Ryotaro Hayashi, an analyst at Morgan Stanley MUFG Securities Co., recently raised his price target 30 percent to a street-high ¥7,500, saying the positive story for the stock “remains alive and well.” It closed at ¥6,090 on Friday.

“Changes wrought by COVID-19 in the pharma and medtech industries are ongoing, and if anything accelerating,” which provide tailwinds for M3’s online drug-marketing platform as well as its new consumer telemedicine tie-up with Line Inc., the analyst wrote in a Sept. 2 report.

A number of smaller players with related businesses have also seen big stock gains this year amid the virus crisis, with Carenet Inc. more than tripling and Medpeer Inc. gaining 132 percent.

Smaller firms may be able to build niche markets but it will be hard to compete with the scale of M3’s network, according to Julia Angeles, a fund manager at Baillie Gifford & Co., which holds an 8.85 percent stake in M3 on behalf of its clients.
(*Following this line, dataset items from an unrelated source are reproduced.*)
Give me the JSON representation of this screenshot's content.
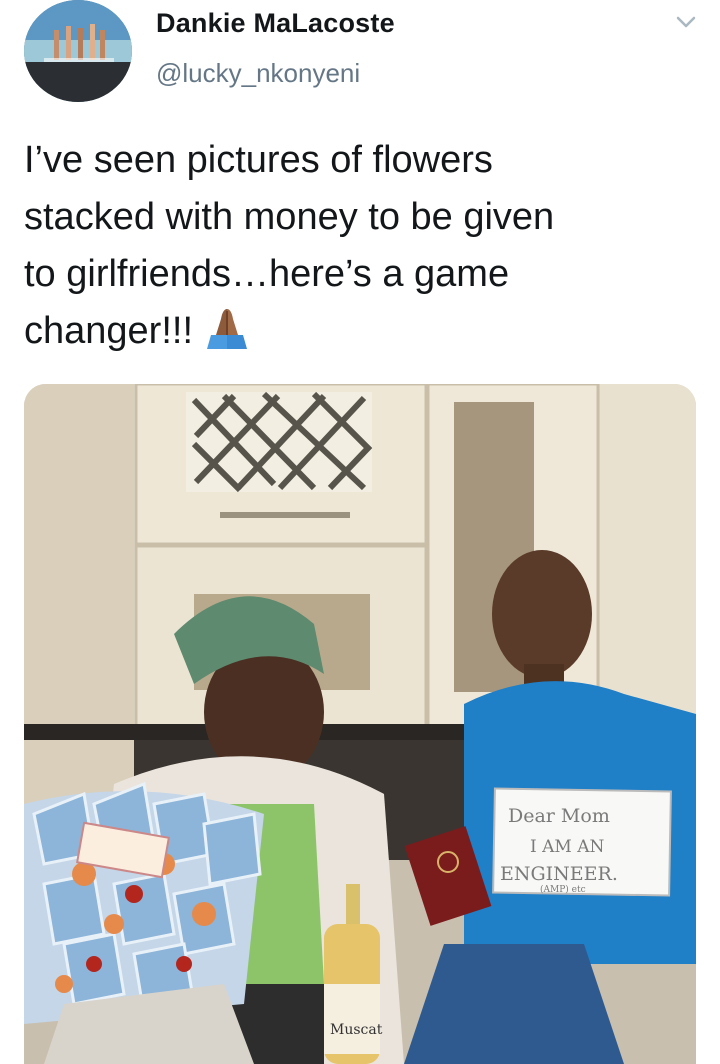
{
  "tweet": {
    "display_name": "Dankie MaLacoste",
    "handle": "@lucky_nkonyeni",
    "text_lines": [
      "I’ve seen pictures of flowers",
      "stacked with money to be given",
      "to girlfriends…here’s a game",
      "changer!!!"
    ],
    "emoji": "folded-hands"
  },
  "photo": {
    "sign_lines": [
      "Dear Mom",
      "I AM AN",
      "ENGINEER.",
      "(AMP) etc"
    ],
    "bottle_label": "Muscat"
  },
  "icons": {
    "menu": "chevron-down-icon",
    "emoji": "folded-hands-icon"
  },
  "colors": {
    "text": "#14171a",
    "secondary_text": "#657786",
    "background": "#ffffff"
  }
}
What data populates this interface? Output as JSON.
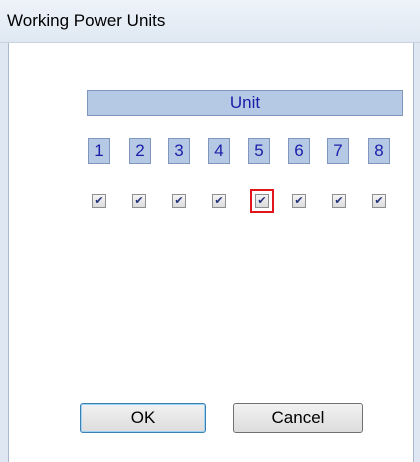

M3 represents a “disruptive approach to marketing,” said Angeles, who helps manage $57 billion for Baillie Gifford.

The company’s strength is its subscription base encompassing 80 percent of Japan’s doctors, and it is leveraging that network to drive additional revenue streams, such as patient recruitment for clinical trials, she added.

While health stocks count among the world’s best performers this year because of the pandemic, the emergence of widely available and affordable treatments or vaccines could take the steam out of their rally. Baillie Gifford however has a longer-term perspective.

“I don’t think there is a bubble in health care,” said Angeles, who is lead manager of the firm’s Worldwide Health Innovation Fund. She sees the sector as “so much behind other industries” in adopting new tools that interest should remain strong even after the virus abates.